Appellant argues that the trial court erred in granting the relief requested without issuing a writ or an order to show cause which would have permitted appellant to respond to the petition. Per appellant, the procedure followed by the trial court violated appellant's right to due process of law.

II. Analysis

[1] The Legislature and the courts of the State of California have created two alternative means for reaching the merits of petitions for writs of habeas [27 Cal. App. 4th 949] corpus filed in superior courts. Under the Penal Code, a petitioner files a verified petition. (Pen. Code, fn. 2 § 1474.) The court then issues a writ, directed to "the person having custody of or restraining" the petitioner and commanding that person "to have the body of [petitioner] before the Court or Judge before whom the writ is returnable, at a time and place therein specified." (§ 1477.) The writ must then be served on the person having custody of the petitioner. (§ 1478.) That person must then file a return which meets the requirements of section 1479 and produce the body of the petitioner (except as provided under section 1482). (§ 1481.) The petitioner then has an opportunity to respond to the return (§ 1484) before the court addresses the merits of the petition (§§ 1483-1484).

Under the system established by the California courts, once the petitioner files the petition, the superior court first determines if, taking the facts alleged in the petition as true, the petitioner has established a prima facie case for relief; if so, the court issues an order to show cause why the relief should not be granted. (In re Lawler (1979) 23 Cal. 3d 190, 194 [151 Cal. Rptr. 833, 588 P.2d 1257].) The order to show cause is then served on the person having custody of the petitioner. That person may then file a return which becomes the principal pleading "analogous to a complaint in a civil proceeding." (Ibid.) The petitioner may then file a traverse, at which point the court considers the merits of the petition. (Ibid.)

Whichever procedure is followed, it is clear that the person having custody of the petitioner is entitled to notice of the proceedings and an opportunity to be heard. The right to be heard at a meaningful time in a meaningful manner is fundamental to due process. (Mathews v. Eldridge (1976) 424 U.S. 319, 333 [47 L. Ed. 2d 18, 32, 96 S. Ct. 893].) [2] Here, appellant was never given notice of the proceedings before the superior court. The failure to provide such notice is a clear violation of appellant's right to due process of law.

Petitioner argues that the error in not providing notice is harmless because the record before the trial court supports the conclusion that there was no evidence that petitioner willfully attempted to incite others to use force or violence against another person. Petitioner also argues that appellant's "position" was, in fact, made clear in the responses of prison officials to petitioner's administrative appeals (which were attached as exhibits to the petition).

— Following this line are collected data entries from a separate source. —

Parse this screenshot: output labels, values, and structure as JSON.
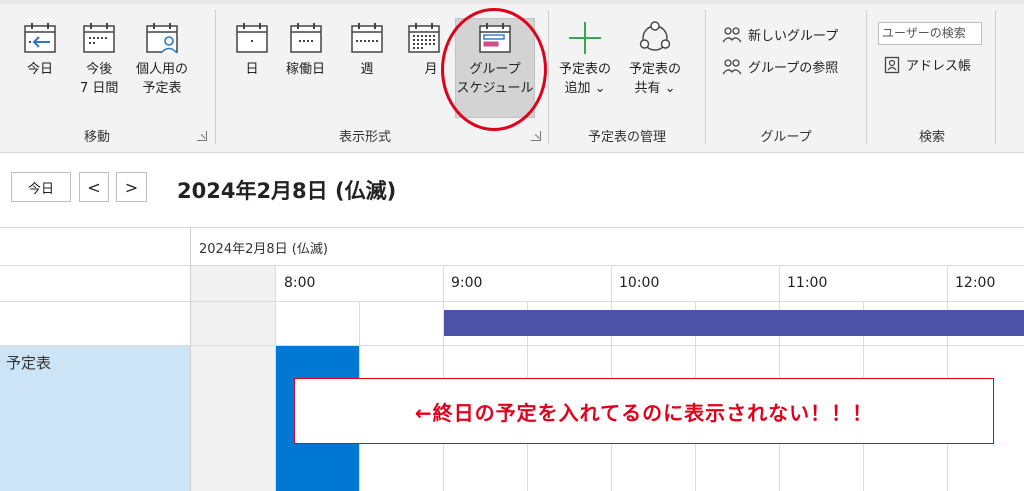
{
  "ribbon": {
    "move_group": {
      "label": "移動",
      "buttons": [
        {
          "label": "今日",
          "icon": "calendar-today-arrow-icon"
        },
        {
          "label": "今後\n7 日間",
          "icon": "calendar-next7-icon"
        },
        {
          "label": "個人用の\n予定表",
          "icon": "calendar-person-icon"
        }
      ]
    },
    "view_group": {
      "label": "表示形式",
      "buttons": [
        {
          "label": "日",
          "icon": "calendar-day-icon"
        },
        {
          "label": "稼働日",
          "icon": "calendar-workweek-icon"
        },
        {
          "label": "週",
          "icon": "calendar-week-icon"
        },
        {
          "label": "月",
          "icon": "calendar-month-icon"
        },
        {
          "label": "グループ\nスケジュール",
          "icon": "group-schedule-icon",
          "selected": true
        }
      ]
    },
    "manage_group": {
      "label": "予定表の管理",
      "buttons": [
        {
          "label": "予定表の\n追加 ⌄",
          "icon": "plus-icon"
        },
        {
          "label": "予定表の\n共有 ⌄",
          "icon": "share-icon"
        }
      ]
    },
    "groups_group": {
      "label": "グループ",
      "items": [
        {
          "label": "新しいグループ",
          "icon": "new-group-icon"
        },
        {
          "label": "グループの参照",
          "icon": "browse-groups-icon"
        }
      ]
    },
    "search_group": {
      "label": "検索",
      "search_text": "ユーザーの検索",
      "address_book": "アドレス帳"
    }
  },
  "nav": {
    "today": "今日",
    "prev": "<",
    "next": ">",
    "date_title": "2024年2月8日 (仏滅)"
  },
  "grid": {
    "date_header": "2024年2月8日 (仏滅)",
    "hours": [
      "8:00",
      "9:00",
      "10:00",
      "11:00",
      "12:00"
    ],
    "row_label": "予定表"
  },
  "annotation": "←終日の予定を入れてるのに表示されない！！！",
  "colors": {
    "accent_red": "#e0001b",
    "allday_bar": "#4b52a8",
    "busy_block": "#0078d4",
    "row_label_bg": "#cde4f7",
    "icon_blue": "#2b78c5",
    "icon_green": "#3aa757"
  }
}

Petitioner's arguments miss the mark. The petition certainly contained what petitioner wanted the superior court to review and consider. The [27 Cal. App. 4th 950] purpose of the return is to permit the person who has custody of the prisoner to present facts and authorities he or she wishes the court to review and consider. Because appellant was not afforded that opportunity, the record upon which we could evaluate whether or not the court's (alleged) error in granting the relief requested was harmless does not exist. In sum, we find that the procedures followed by the trial court deprived appellant of due process of law. The judgment of the trial court is reversed. The matter is hereby remanded to the trial court for proceedings consistent with this opinion.

Perley, J., and Reardon, J., concurred.

FN 1. Petitioner does not eat meat.

FN 2. All further statutory references are to the Penal Code.